Fueron días borrosos, intermitentes. Recuerdo como en sueños a mamá
y a papá, sentados al pie de la cama y con cara de fantasmas.
Recuerdo las dolorosas inyecciones, los fomentos calientes, el olor
asqueroso de las cataplasmas de lino, el agua hervida y con hojas de
eucaliptus, las friegas con Vic Vaporub. La fiebre.
Cuando
mejoré, había adelgazado mucho. También había crecido, y el
pijama me quedaba corto.
Una
tarde, en que ya me costaba soportar la cama y quería levantarme,
mamá me dio la mala noticia: la señora Imico había muerto.
Había
preguntado por mí todos los días, me contó mamá. La querida
señora Imico se había enfermado de golpe, de un día para el otro.
Y, en menos de una semana, se había muerto.
No
pude imaginarlo. No era posible. Lloré hasta quedarme
dormido.
Comentarios
Rondé la casa del señor Tokugawa sin atreverme a entrar hasta que él me llamó con una seña.
Volvimos a las acuarelas y a los dibujos, pero la falta de la señora Imico era más fuerte que su presencia. Las meriendas, después de algunos intentos que nos dejaron mudos y mirando el suelo, también desaparecieron.
Dos hombres, dos japoneses muy flacos y de traje oscuro, empezaron a frecuentar al señor Tokugawa. Venían en un Buik enorme y azul, que estacionaban frente al negocio de plantas. Durante esas visitas, el señor Tokugawa no me enseñaba a pintar. Y cuando yo me iba a dormir, la masa oscura del Buik seguía allí, como un animal gigante y muerto.
El señor Tokugawa hablaba cada vez menos, aunque seguía trabajando en los almácigos y regando los arbolitos.
—No más dibujo —me dijo un día—. No más dibujo. No más acuarela.

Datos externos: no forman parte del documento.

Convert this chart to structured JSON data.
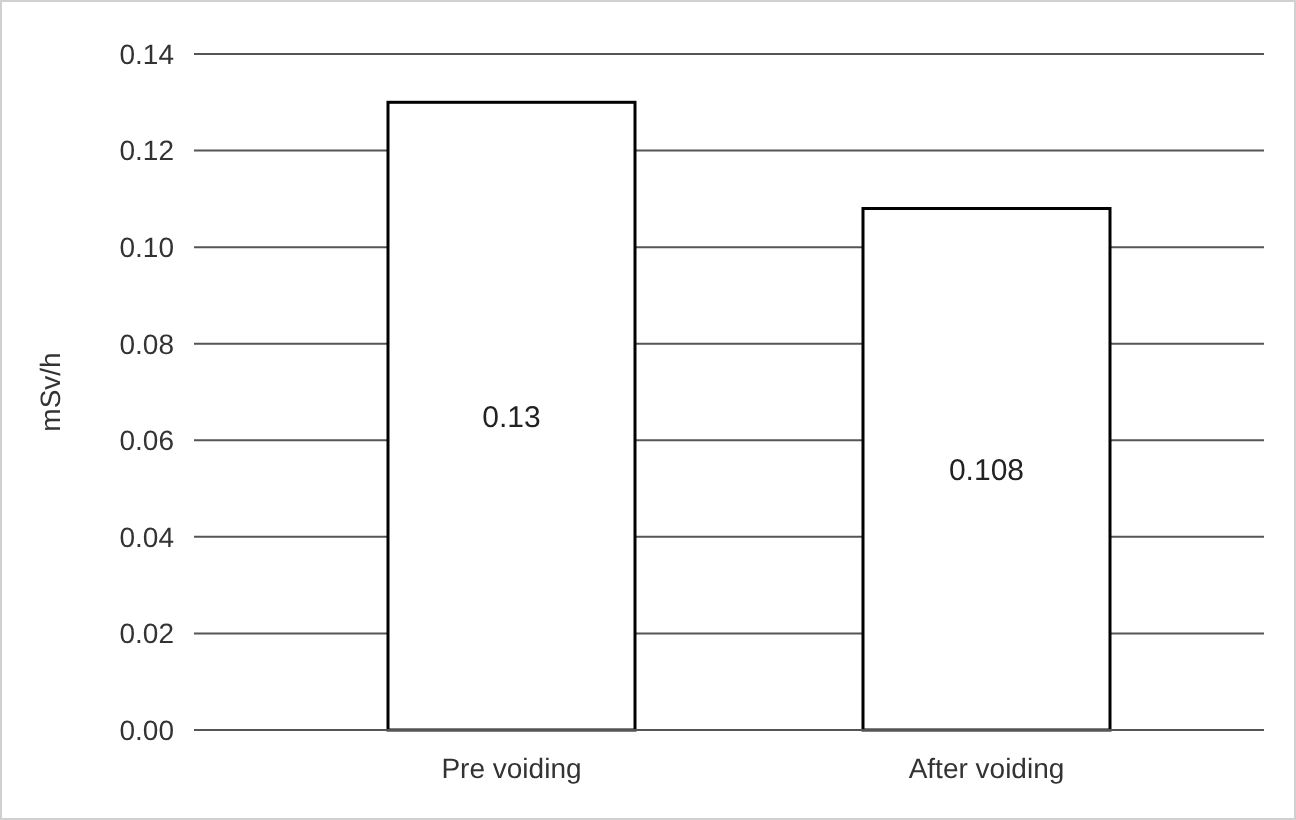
{
  "chart_data": {
    "type": "bar",
    "ylabel": "mSv/h",
    "categories": [
      "Pre voiding",
      "After voiding"
    ],
    "values": [
      0.13,
      0.108
    ],
    "color": "#ffffff",
    "data_labels": true,
    "ylim": [
      0,
      0.14
    ],
    "yticks": [
      {
        "value": 0,
        "label": "0.00"
      },
      0.02,
      0.04,
      0.06,
      0.08,
      {
        "value": 0.1,
        "label": "0.10"
      },
      0.12,
      0.14
    ],
    "grid": "y"
  }
}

Pensé que se habría aburrido de mí. Que yo había sido tan mal alumno que no valía la pena perder el tiempo tratando de convertirme en artista. Sin embargo, me regaló la cajita de madera con los pinceles y un rollo de papel.
—Ahora —dijo—, Marcelo pinta en su casa. Pinta solo.
Fue la única vez en que me acarició la cabeza.
—Vaya. Vaya ahora. Vaya a su casa.
No supe qué contestarle, y agaché la cabeza como hacía él.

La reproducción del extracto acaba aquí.